15 inci dakika: şerefin pası canda. altı pasa girdi. hâlâ çalım atıyor. eh tabii kaybedecekti bu güzelim pozisyonu.
futbolcuların adeta tabiatla mücadelesini seyrediyoruz. belki heyecan var ortada, ama buna futbol denmez, dedik ya. nefesi, bileği kuvvetli olan alacak maçı.
ve fenerbahçe, nice kalesi önünde cılız pasıaşmalarda ısrar ederken ikinci darbeyi yedi. dakika 17 : yine bir ani atak yaptı rakip takım. sol açık faivre'in güzel bir ortası -top böyle ortalanır birader- milazzo'nun kafaya çıkmasiyle beraber topun kalemize girmesi bir oldu : 2-0.
fenerbahçe 2-0 mağlûp duruma düştü. ve şöyle bir değişiklik yaptı: gürcan sağhafa, akdün solhafa geçtiler. basri forvete alındı. nerede oynıyacak? nereyi boş bulursa orada. ve avni solbeke yerleşti. ve çok iyi bir oyun oynamaya başladı.
hayrettir, 2-0 mağlûp durumdaki fenerbahçe hala hücum üstünlüğünde hala, karşı karşı bir akın yapıyor. üç pasla gol. gidiyor. bir kaleci kötü oynar, fakat bir müdafaasının santralı olan haf hattı bu kadar markajsız çalışırsa akibet hezimettir. hiç ortası yok bu işin. işte dakika 34: foix ortaladı. sağaçık yerinde idi. özcan ölu gibi topa çıktı, tuttu kaçırdı. bakarken faivre boş kaleye hayatının herhalde en rahat golünü atı verdi: 3-0. devre biterken lefterin kornerine yüksel vole kondurdu. top kaleye girerken sağhaf cornu kafa ile topu uzaklaştırdı. bu sonuncusu için fenerbahçe talihsizdi demek doğru olacak. devre 3-0 kapandı.
lamia'nın kurtardıkları
kaleci lamia bu gece fransanın bir numaralı kalecisi olduğunu rahat rahat isbat ediyor. 15 inci dakikada can'ın şutunu çekeceği sıradaki hamlesi bir... 24 üncü dakikada lefterin frikikini köşeye kapanarak alması iki.. 26 ıncı dakikada şerefin ayağından aldığı gol üç...
ikinci devre
fenerbahçe handikapı kapamak azmiyle hızlı başladı. dakika 46: yüksel ortaladı. basri şütünü çekti kaleci lamia bir gol daha kurtardı. lamia için arkamızda oturan fransız gazetecileri hârika adam diyorlar. ah bizimki de bir harikalaşsa. üç golden sonra mı? olsun bekliyoruz.

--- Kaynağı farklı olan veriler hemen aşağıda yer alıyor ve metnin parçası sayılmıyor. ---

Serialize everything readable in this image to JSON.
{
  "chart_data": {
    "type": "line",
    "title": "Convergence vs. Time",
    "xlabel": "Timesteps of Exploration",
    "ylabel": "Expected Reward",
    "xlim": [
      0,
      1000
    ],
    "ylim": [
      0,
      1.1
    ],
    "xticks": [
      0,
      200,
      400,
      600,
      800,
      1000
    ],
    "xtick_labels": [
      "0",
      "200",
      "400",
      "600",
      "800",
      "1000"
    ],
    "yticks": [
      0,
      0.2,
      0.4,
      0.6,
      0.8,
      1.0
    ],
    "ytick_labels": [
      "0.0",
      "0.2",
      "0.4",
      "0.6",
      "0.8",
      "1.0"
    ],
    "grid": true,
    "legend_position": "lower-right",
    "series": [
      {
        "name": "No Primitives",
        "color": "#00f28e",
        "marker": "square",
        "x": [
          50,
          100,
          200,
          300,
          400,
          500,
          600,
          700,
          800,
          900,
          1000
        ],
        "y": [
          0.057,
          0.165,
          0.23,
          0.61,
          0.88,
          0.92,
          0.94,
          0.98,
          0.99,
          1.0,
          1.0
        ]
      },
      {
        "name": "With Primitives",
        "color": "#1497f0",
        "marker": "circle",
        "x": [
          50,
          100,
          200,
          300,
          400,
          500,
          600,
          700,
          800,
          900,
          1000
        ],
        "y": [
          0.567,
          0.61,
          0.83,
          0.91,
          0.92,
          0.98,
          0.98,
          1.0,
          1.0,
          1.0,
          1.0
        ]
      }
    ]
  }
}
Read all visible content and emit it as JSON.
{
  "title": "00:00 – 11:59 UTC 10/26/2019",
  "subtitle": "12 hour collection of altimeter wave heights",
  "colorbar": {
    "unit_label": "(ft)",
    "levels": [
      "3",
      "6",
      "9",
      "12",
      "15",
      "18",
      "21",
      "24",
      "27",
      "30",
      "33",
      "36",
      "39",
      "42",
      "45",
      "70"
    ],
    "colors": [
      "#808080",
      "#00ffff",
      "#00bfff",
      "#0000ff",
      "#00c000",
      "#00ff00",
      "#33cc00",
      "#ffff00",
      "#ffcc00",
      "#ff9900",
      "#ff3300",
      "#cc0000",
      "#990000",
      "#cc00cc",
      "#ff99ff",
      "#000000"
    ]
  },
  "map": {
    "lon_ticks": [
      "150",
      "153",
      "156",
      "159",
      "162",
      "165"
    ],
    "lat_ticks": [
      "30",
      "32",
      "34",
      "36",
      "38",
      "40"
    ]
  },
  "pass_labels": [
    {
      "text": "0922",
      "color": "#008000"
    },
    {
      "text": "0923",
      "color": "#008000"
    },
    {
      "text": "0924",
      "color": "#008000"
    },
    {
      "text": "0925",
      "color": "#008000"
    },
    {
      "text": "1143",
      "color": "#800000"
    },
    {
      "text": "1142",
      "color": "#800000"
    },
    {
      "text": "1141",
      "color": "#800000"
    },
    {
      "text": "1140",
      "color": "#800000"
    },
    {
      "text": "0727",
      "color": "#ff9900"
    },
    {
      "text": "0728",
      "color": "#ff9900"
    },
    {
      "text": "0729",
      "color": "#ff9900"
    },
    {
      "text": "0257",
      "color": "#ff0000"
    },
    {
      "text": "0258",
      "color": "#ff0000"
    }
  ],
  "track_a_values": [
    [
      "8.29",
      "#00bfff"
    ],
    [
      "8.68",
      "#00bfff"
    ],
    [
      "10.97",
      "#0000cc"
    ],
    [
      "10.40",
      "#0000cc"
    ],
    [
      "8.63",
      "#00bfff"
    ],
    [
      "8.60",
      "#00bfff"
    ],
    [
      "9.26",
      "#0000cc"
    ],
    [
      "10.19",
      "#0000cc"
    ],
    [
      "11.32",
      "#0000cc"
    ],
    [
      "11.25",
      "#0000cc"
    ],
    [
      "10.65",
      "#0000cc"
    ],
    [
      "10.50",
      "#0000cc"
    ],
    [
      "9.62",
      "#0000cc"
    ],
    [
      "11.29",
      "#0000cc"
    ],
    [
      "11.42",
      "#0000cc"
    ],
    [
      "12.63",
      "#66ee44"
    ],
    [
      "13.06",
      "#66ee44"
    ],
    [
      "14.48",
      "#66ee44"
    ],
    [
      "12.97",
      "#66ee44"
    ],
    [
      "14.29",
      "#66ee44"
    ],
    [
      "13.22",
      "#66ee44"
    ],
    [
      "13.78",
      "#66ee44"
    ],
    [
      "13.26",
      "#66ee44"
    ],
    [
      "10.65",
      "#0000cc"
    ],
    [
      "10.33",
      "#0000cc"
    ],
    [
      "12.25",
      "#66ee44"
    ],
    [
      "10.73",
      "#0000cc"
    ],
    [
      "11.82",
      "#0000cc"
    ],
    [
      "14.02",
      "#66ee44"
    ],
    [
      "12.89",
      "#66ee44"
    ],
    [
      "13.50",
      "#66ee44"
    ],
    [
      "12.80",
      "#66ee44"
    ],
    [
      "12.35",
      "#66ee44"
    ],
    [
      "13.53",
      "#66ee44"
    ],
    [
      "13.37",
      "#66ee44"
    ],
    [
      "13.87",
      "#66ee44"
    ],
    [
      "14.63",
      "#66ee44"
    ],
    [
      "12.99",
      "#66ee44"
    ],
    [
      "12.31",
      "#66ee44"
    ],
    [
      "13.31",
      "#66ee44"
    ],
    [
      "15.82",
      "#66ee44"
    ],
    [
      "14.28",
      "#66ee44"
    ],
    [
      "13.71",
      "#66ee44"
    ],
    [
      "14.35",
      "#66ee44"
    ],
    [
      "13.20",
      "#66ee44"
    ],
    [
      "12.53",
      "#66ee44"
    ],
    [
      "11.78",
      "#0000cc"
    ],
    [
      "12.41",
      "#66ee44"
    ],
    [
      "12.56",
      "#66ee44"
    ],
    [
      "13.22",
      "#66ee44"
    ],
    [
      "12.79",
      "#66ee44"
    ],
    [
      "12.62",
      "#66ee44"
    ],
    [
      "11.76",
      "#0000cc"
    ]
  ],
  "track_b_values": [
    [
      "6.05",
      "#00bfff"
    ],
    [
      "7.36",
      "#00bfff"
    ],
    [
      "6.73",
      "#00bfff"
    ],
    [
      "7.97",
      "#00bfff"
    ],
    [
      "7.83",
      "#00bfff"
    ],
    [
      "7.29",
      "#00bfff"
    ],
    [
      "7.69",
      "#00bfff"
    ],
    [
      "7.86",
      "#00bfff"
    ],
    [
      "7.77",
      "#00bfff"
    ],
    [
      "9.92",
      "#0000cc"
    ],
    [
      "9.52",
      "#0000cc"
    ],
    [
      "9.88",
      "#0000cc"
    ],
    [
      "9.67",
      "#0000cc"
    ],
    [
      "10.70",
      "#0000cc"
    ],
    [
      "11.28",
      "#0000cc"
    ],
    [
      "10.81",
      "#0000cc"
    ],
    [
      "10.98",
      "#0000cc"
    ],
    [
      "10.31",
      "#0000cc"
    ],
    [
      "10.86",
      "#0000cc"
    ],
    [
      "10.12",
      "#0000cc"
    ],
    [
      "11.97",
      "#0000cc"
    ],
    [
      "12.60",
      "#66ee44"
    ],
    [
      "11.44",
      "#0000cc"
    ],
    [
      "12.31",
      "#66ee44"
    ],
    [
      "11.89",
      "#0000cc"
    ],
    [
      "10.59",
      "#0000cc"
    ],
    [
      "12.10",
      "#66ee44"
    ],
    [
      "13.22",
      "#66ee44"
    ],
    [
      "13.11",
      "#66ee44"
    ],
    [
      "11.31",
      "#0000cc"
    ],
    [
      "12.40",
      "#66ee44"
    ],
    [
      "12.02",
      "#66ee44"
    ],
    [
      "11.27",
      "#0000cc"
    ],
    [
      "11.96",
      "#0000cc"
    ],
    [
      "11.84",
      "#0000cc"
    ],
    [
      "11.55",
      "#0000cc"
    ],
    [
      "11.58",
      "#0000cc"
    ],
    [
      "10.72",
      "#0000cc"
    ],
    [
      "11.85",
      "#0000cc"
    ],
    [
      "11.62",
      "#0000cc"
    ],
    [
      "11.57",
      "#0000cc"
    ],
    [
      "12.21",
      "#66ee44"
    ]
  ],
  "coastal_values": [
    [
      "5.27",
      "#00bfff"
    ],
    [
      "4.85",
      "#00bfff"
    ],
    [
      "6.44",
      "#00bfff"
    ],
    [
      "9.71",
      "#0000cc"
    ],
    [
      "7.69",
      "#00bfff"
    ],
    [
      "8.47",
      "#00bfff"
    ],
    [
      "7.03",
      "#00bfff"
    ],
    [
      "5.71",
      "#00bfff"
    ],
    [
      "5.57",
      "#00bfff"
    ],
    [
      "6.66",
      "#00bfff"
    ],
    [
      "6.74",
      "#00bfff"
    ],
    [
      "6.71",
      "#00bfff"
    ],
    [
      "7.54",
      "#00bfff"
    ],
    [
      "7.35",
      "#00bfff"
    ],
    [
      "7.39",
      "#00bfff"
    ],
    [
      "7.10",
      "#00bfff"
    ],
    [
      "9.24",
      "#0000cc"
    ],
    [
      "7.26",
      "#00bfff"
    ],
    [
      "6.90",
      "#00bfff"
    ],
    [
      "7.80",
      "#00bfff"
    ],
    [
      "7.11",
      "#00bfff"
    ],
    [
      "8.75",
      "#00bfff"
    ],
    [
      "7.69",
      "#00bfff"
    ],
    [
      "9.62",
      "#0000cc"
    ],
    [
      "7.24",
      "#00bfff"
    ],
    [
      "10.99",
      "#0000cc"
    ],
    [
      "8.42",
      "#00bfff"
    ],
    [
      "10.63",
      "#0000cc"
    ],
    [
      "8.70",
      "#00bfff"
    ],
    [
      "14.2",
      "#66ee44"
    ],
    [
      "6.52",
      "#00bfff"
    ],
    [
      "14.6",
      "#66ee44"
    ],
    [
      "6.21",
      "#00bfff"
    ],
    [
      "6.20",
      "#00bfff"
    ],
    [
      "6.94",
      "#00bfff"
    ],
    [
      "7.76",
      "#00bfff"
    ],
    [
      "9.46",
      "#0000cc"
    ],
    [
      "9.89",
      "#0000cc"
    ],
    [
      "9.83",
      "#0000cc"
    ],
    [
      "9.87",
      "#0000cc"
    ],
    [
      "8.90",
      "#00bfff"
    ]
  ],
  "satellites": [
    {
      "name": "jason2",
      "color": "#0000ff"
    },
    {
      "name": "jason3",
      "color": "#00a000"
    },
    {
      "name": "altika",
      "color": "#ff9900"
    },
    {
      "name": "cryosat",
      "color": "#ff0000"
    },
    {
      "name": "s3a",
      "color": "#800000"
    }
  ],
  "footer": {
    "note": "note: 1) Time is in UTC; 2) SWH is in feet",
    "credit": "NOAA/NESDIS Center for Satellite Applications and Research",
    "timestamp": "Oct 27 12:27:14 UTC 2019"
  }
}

dakika 48: şerefin 30 metreden nice ağlarına taktığı top. meğer fenerbahçenin şeref sayısı olacakmış bilinir mi? lamia 90'a takılan topa gık diyemedi. fenerbahçe golün tesiriyle bastırıyor. şu halde gol yiyecek derken nice bir kere daha fenerbahçeyi affetmedi. bu arada golden evvel dakikta 56: şeref'in soldan dalışı ve şutunu çekişi. lamia bu defa izin vermedi topa. zaten fenerbahçe forvetinde bir şeref var çalışan gerisi gezintide.
dakika 57: aferin özcan, albanın şütunu iyi kurtardın, demeye kalmadı. bir dakika sonra skor 4-1 oldu. bu defa gol atma sırası de boirgoing'a gelmişti. özcan'ın bloke edemediği top önüne düştü ve şutunu attı. osman, kale çizgisine koşup mâni olmak isterken olan olmuştu zaten: 4-1.
fenerbahçe maçı bıraktı gibi. arada bir iki taraf oyuncuları birbirlerine sert giriyor. ama bunlar hadise olacak cinsten değil. çünkü nice maçı garantiye aldı. maç kritik bir durumda bulunsa herhalde tarafsız sahada fransız gazetelerinin manşetşerinde belirttikleri gibi bir muharebe seyrederdik.
artık korkmağa başladık. fenerbahçe böyle oynarsa mazallah 6 olur. 7 bile. çünki öyle rahat gol atıyor ki nice .. işte 64 üncü dakika: faivre'den aldığı topla foix ilerledi bir ara gürcan'a çarptırdı. topu, tekrar kaptı. ilerledi. özcan âdeta gol bekliyordu. kalesinden çıkmayan kaleciyi fransız futbolcusu bir kere daha mağlûp etti. o maçın son golüydü: 5-1.
fenerbahçe maçın sonunda bir gol daha kaçırdı. can'ın parmakla sayılacak kadar iyi hareketlerinden biri. ve lefter'in parmakla sayılacak kadar iyi bir şutu. kaleciyi geçip kaleye girerken milazzo kafa ile çıkardı. o da nereden geldi kalenin önüne anlıyamadık. halbuki bizim sol içler, bizim sağ içler hep nice yarı sahasındaydı...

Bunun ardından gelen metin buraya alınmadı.